In this way, Israel wants to prevent the deliveries from being handled or stolen by Hamas, writes the Israeli media. Israel has repeatedly claimed that Hamas embezzles food and other goods intended for civilians, which the extremist movement denies.
The UN criticizes the plan and states that it violates fundamental principles, according to reports. So do several international aid organizations.
Egeland critical
The plan goes completely against humanitarian principles, rages Norwegian NRC's Secretary-General Jan Egeland.
We cannot – and we will not – do anything that goes so fundamentally against humanitarian principles, he says to the news agency AFP.
According to Egeland, all UN agencies and international aid organizations have said no to participating in the Israeli plan.
When aid can begin to arrive to those in need, according to the Israeli plan, is unclear.
"They have enough"
Israel claims that there is currently enough food in Gaza. This is a statement that has been contradicted for weeks by a long list of organizations and UN agencies, which have warned of impending famine among Palestinians in Gaza.
I do not understand why we must give them anything at all – they have enough food there.

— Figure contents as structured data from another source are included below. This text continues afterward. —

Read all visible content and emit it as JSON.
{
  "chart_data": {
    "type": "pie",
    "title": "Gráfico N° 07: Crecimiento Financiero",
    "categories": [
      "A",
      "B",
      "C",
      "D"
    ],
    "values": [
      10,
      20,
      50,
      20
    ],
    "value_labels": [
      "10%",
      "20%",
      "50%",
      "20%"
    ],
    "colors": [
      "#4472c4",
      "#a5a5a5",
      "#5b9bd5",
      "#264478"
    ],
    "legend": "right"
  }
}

We should bomb Hamas' food warehouses, says the far-right Security Minister Itamar Ben-Gvir in the cabinet, according to the newspaper Haaretz.
Hamas condemns Israel's plan.
"We reject the use of aid as political blackmail and support the UN's stance against all arrangements that violate humanitarian principles", says the terrorist-listed movement in a statement and claims that Israel bears full responsibility for the humanitarian catastrophe in Gaza.